129 So. 540 | La. | 1930
This is a possessory action involving two lots of ground on West End Boulevard in the city of New Orleans.
The defense is: (1) That the petition does not state a cause of action, in that it alleges *951 conclusions of the pleader and of law and not ultimate facts showing actual possession; and (2) that the evidence on the trial of the merits fails to show that plaintiff was in the actual possession of the property at the time of the disturbance and for one year prior thereto.
The trial judge found against defendant on both contentions, and defendant has appealed.
The pertinent allegations of the petition are: That plaintiff is owner of the property described; that he acquired the property by purchase giving the name of his vendor, date of purchase, and record of deed.
That about November 15, 1928 (the petition was filed March 25, 1929), the defendant, pretending to be the owner of said property, has disturbed your petitioner in the enjoyment of the same by posting signs on said property to the effect that the same would be sold at public auction.
That again about January 17, 1929, the said defendant disturbed petitioner in the enjoyment of the said property by having the same cried out at public auction for sale for his (defendant's) account.
That your petitioner has had the real and actual possession of the said property at the time when the said disturbances occurred.
That he has had possession of the said property quietly and without interruption by virtue of his title above set forth for several years prior to the date of the disturbance by defendant.
That by the acts of defendant petitioner has suffered a real disturbance in fact. That less than a year has elapsed since the acts of disturbance, and that petitioner desires to be maintained in possession of said property. *952
The prayer is for judgment maintaining and quieting petitioner in the possession of said property.
It is conceded that the petition sets out all of the essential elements necessary to be alleged in a possessory action, except as to the fact of actual possession at the time of disturbance and for one year previous thereto.
Our conclusion is that the petition is not faulty in the respect contended for. To say that one is in the real and actual possession and enjoyment of property is neither a conclusion nor opinion of the pleader, nor a conclusion of law.
It is an allegation of an ultimate fact. The word "real" is defined by the dictionaries as having actual existence, not theoretical or imaginary. Being according to appearance or claim; genuine, veritable.
"Actual" is defined to be existing in fact, being in existence or action now, existent, present.
When therefore a petition alleges that a person is in the real and actual possession of certain property, it means and can only mean, in legal parlance, that he has dominion and control of the property. That he exercises a directing, restraining, and governing influence over the property; the right of absolute possession of sovereignty, as distinguished from a mere civil or constructive possession.

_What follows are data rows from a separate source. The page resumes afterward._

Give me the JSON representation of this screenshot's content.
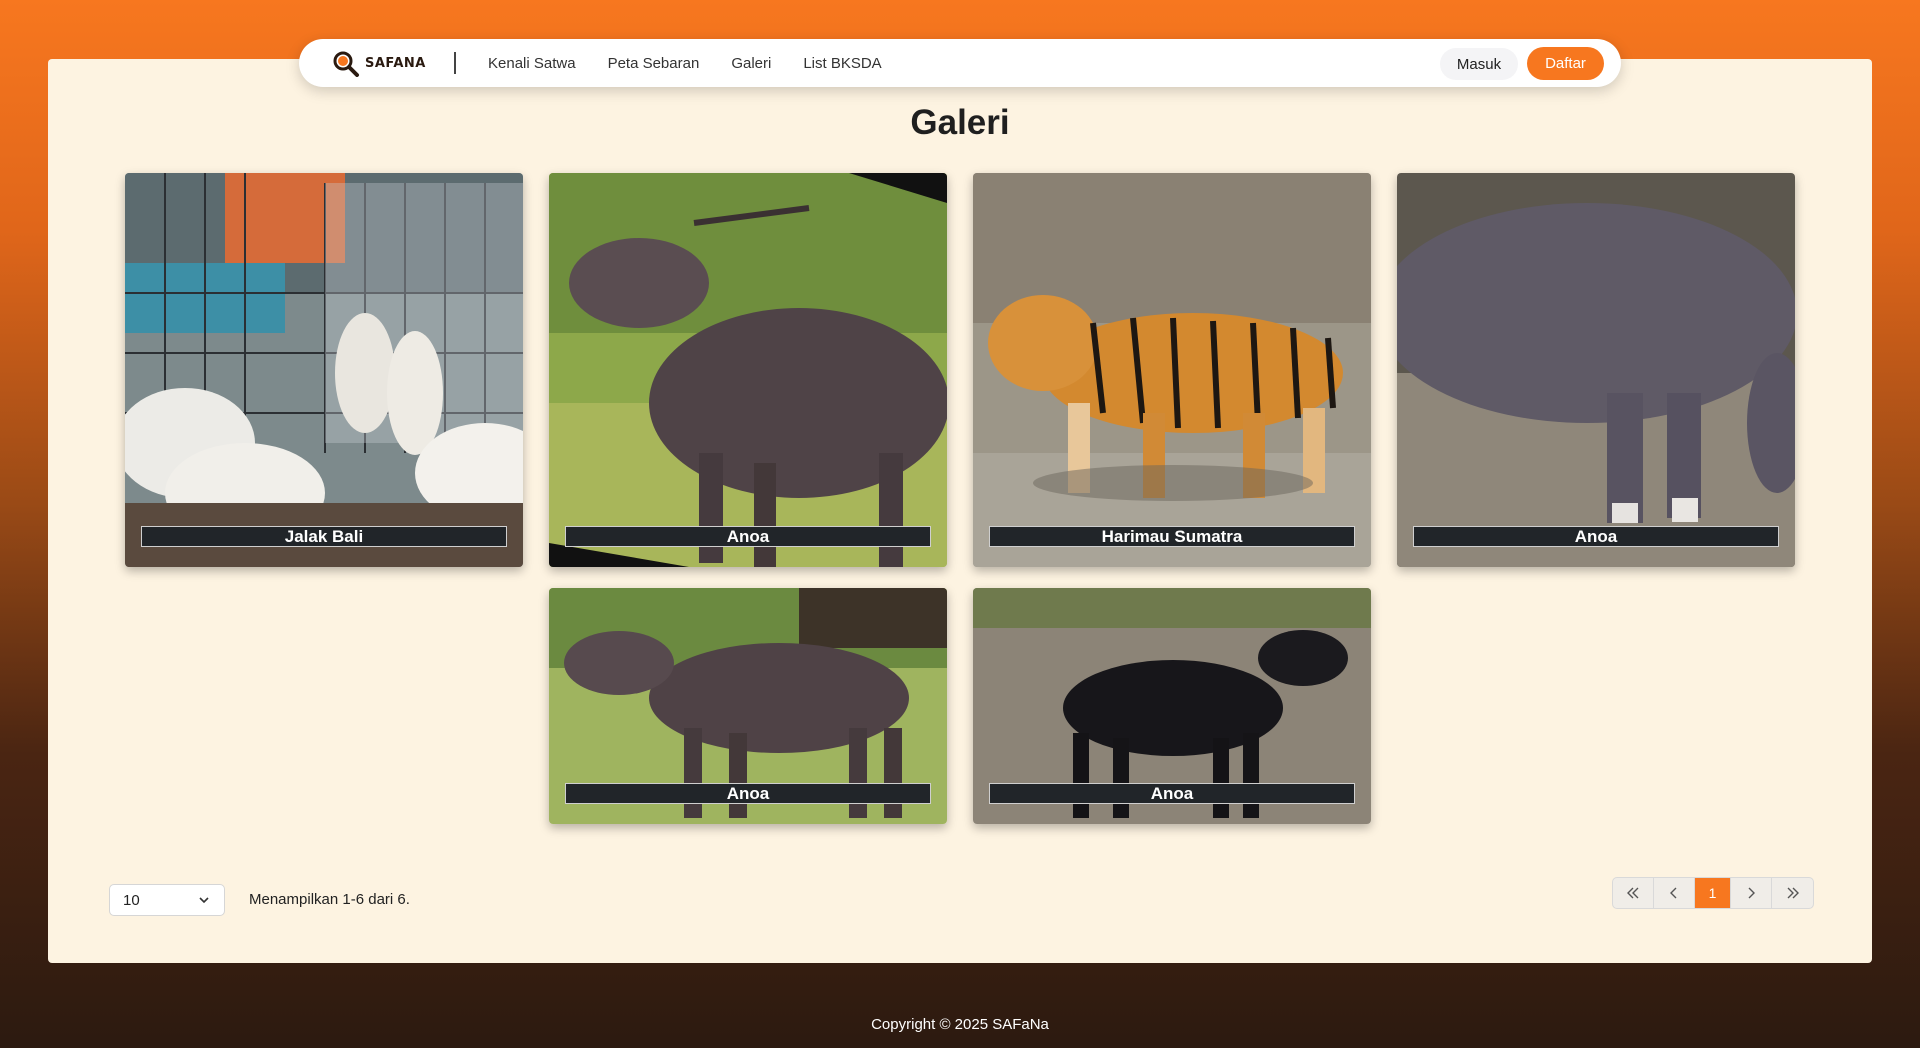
{
  "brand": {
    "name": "SAFANA"
  },
  "nav": {
    "links": [
      "Kenali Satwa",
      "Peta Sebaran",
      "Galeri",
      "List BKSDA"
    ],
    "login_label": "Masuk",
    "register_label": "Daftar"
  },
  "page": {
    "title": "Galeri"
  },
  "gallery": {
    "items": [
      {
        "caption": "Jalak Bali"
      },
      {
        "caption": "Anoa"
      },
      {
        "caption": "Harimau Sumatra"
      },
      {
        "caption": "Anoa"
      },
      {
        "caption": "Anoa"
      },
      {
        "caption": "Anoa"
      }
    ]
  },
  "pagination": {
    "per_page": "10",
    "summary": "Menampilkan 1-6 dari 6.",
    "current_page": "1"
  },
  "footer": {
    "copyright": "Copyright © 2025 SAFaNa"
  },
  "colors": {
    "accent": "#f7771f",
    "panel": "#fdf3e1",
    "caption_bg": "#212529"
  }
}
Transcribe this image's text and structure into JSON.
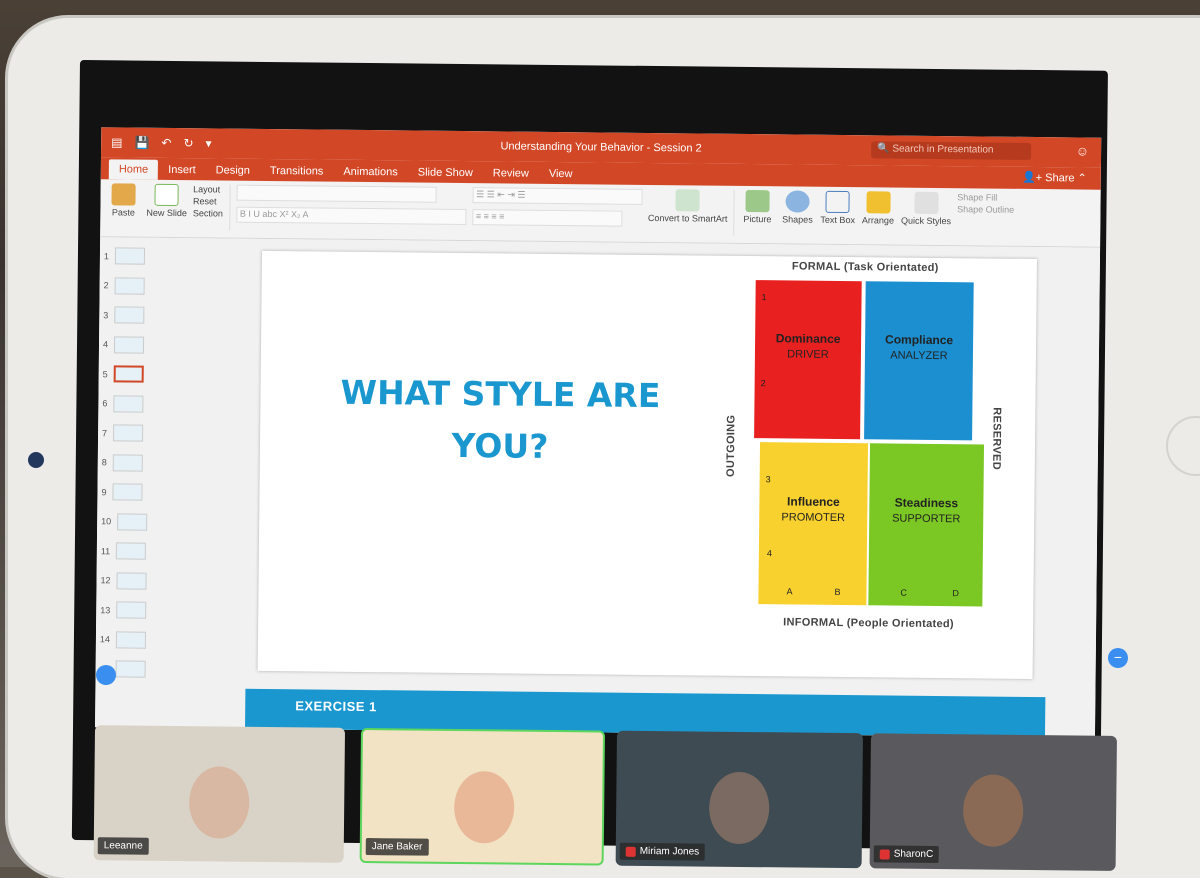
{
  "window": {
    "title": "Understanding Your Behavior - Session 2",
    "search_placeholder": "Search in Presentation"
  },
  "tabs": [
    "Home",
    "Insert",
    "Design",
    "Transitions",
    "Animations",
    "Slide Show",
    "Review",
    "View"
  ],
  "share_label": "Share",
  "ribbon": {
    "paste": "Paste",
    "new_slide": "New Slide",
    "layout": "Layout",
    "reset": "Reset",
    "section": "Section",
    "convert": "Convert to SmartArt",
    "picture": "Picture",
    "shapes": "Shapes",
    "text_box": "Text Box",
    "arrange": "Arrange",
    "quick_styles": "Quick Styles",
    "shape_fill": "Shape Fill",
    "shape_outline": "Shape Outline"
  },
  "thumbnails": [
    "1",
    "2",
    "3",
    "4",
    "5",
    "6",
    "7",
    "8",
    "9",
    "10",
    "11",
    "12",
    "13",
    "14",
    "15"
  ],
  "selected_slide": "5",
  "slide": {
    "title": "WHAT STYLE ARE YOU?",
    "top_axis": "FORMAL (Task Orientated)",
    "bottom_axis": "INFORMAL (People Orientated)",
    "left_axis": "OUTGOING",
    "right_axis": "RESERVED",
    "quadrants": [
      {
        "title": "Dominance",
        "sub": "DRIVER",
        "color": "#e8201f"
      },
      {
        "title": "Compliance",
        "sub": "ANALYZER",
        "color": "#1b8fd0"
      },
      {
        "title": "Influence",
        "sub": "PROMOTER",
        "color": "#f9d12e"
      },
      {
        "title": "Steadiness",
        "sub": "SUPPORTER",
        "color": "#7bc825"
      }
    ],
    "row_nums": [
      "1",
      "2",
      "3",
      "4"
    ],
    "col_letters": [
      "A",
      "B",
      "C",
      "D"
    ],
    "exercise": "EXERCISE 1"
  },
  "participants": [
    "Leeanne",
    "Jane Baker",
    "Miriam Jones",
    "SharonC"
  ]
}
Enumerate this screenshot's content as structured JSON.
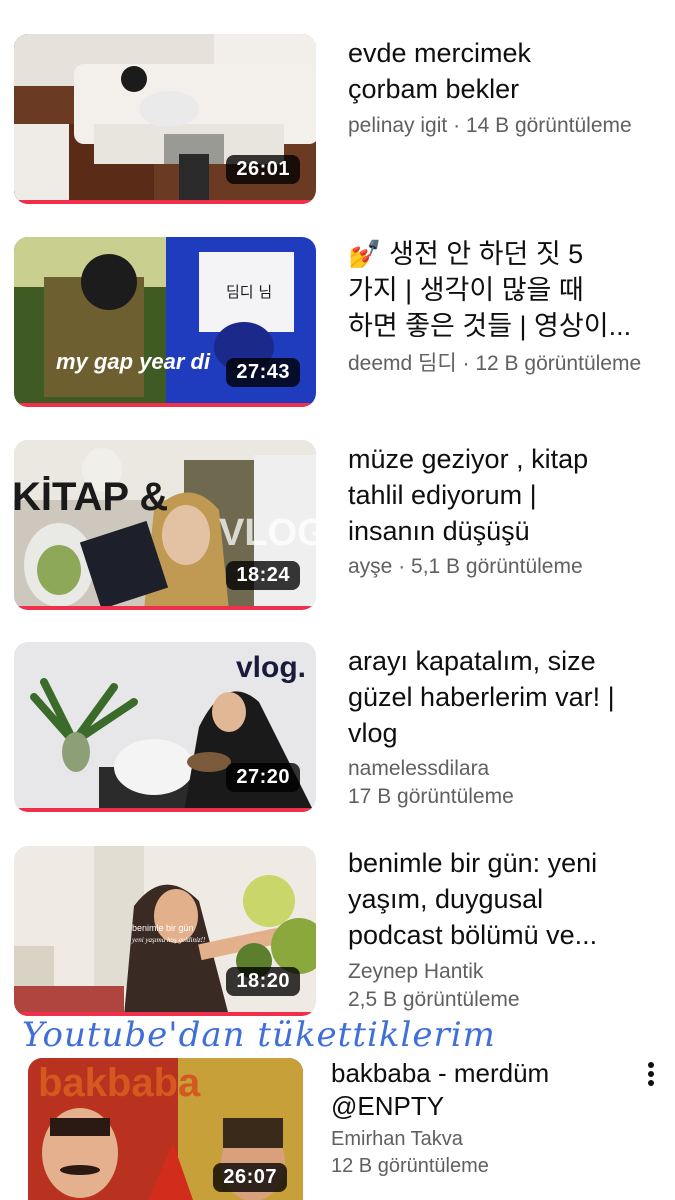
{
  "videos": [
    {
      "title": "evde mercimek\nçorbam bekler",
      "channel": "pelinay igit",
      "views": "14 B görüntüleme",
      "duration": "26:01"
    },
    {
      "title": "💅 생전 안 하던 짓 5\n가지 | 생각이 많을 때\n하면 좋은 것들 | 영상이...",
      "channel": "deemd 딤디",
      "views": "12 B görüntüleme",
      "duration": "27:43",
      "thumb_text": "my gap year di",
      "thumb_sign": "딤디 님"
    },
    {
      "title": "müze geziyor , kitap\ntahlil ediyorum |\ninsanın düşüşü",
      "channel": "ayşe",
      "views": "5,1 B görüntüleme",
      "duration": "18:24",
      "thumb_text_1": "KİTAP &",
      "thumb_text_2": "VLOG"
    },
    {
      "title": "arayı kapatalım, size\ngüzel haberlerim var! |\nvlog",
      "channel": "namelessdilara",
      "views": "17 B görüntüleme",
      "duration": "27:20",
      "thumb_text": "vlog."
    },
    {
      "title": "benimle bir gün: yeni\nyaşım, duygusal\npodcast bölümü ve...",
      "channel": "Zeynep Hantik",
      "views": "2,5 B görüntüleme",
      "duration": "18:20",
      "thumb_text_1": "benimle bir gün",
      "thumb_text_2": "yeni yaşıma hoş geldiniz!!"
    },
    {
      "title": "bakbaba - merdüm\n@ENPTY",
      "channel": "Emirhan Takva",
      "views": "12 B görüntüleme",
      "duration": "26:07",
      "thumb_text": "bakbaba"
    }
  ],
  "handwriting": "Youtube'dan tükettiklerim",
  "separator": " · ",
  "colors": {
    "progress": "#f0304a",
    "meta": "#606060",
    "ink": "#3f6fd8"
  },
  "icons": {
    "more": "more-vertical-icon"
  }
}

In the case of State v. Hackley,
On rehearing, however, the judgment of the district court was affirmed. A careful analysis of the case will show that it has no controlling effect in the instant case.
In that case the ultimate fact with regard to the third purchasers was their having acquired the lands without valuable consideration, or with notice of alleged fraud in the patentees, and the court found that such fact was not alleged. The mere allegation that the purchasers were holders in bad faith was not sufficient.
"Even though the patent itself should be invalid, by reason of the alleged fraud of the patentees, the several titles which constitute the chain of title by which the defendants are alleged to hold may be good, and each of them be an insurmountable barrier to the pretensions of the state," citing authorities.
The other cases cited by defendant are not in conflict with the views herein expressed.
On the merits of the case, little need be said. It is shown that the plaintiff leased the property to one Balaske and he was the lessee at the time of the trial in the lower court. The lessee owned and occupied the property adjoining that of plaintiff, and his original purpose in leasing plaintiff's property was to grow vegetables; but this purpose was changed, and he bought a pony and used the lot for pasturage and grazing purposes. He also stored lumber on the lot and pop boxes. He kept a cold drink stand adjoining the property.
The trial judge thought the evidence sufficient to show real and actual possession in the plaintiff, and so do we.
The defendant complains of the ruling of the trial judge in refusing to hear the evidence *954 of certain witnesses tendered by defendant. Counsel stated what he expected to prove by each of such witnesses, and the facts so stated, if testified to, would not have rebutted the plaintiff's proof of possession, nor would such evidence have resulted in a different judgment.
Continuous physical and actual possession in the plaintiff is not necessary to sustain a possessory action. Nor is such actual physical possession required to be shown at the time of the disturbance.
The latest expression of this court on the subject is found in the case of Industrial Lumber Co. v. Farque,
The judgment appealed from is affirmed at defendant's cost.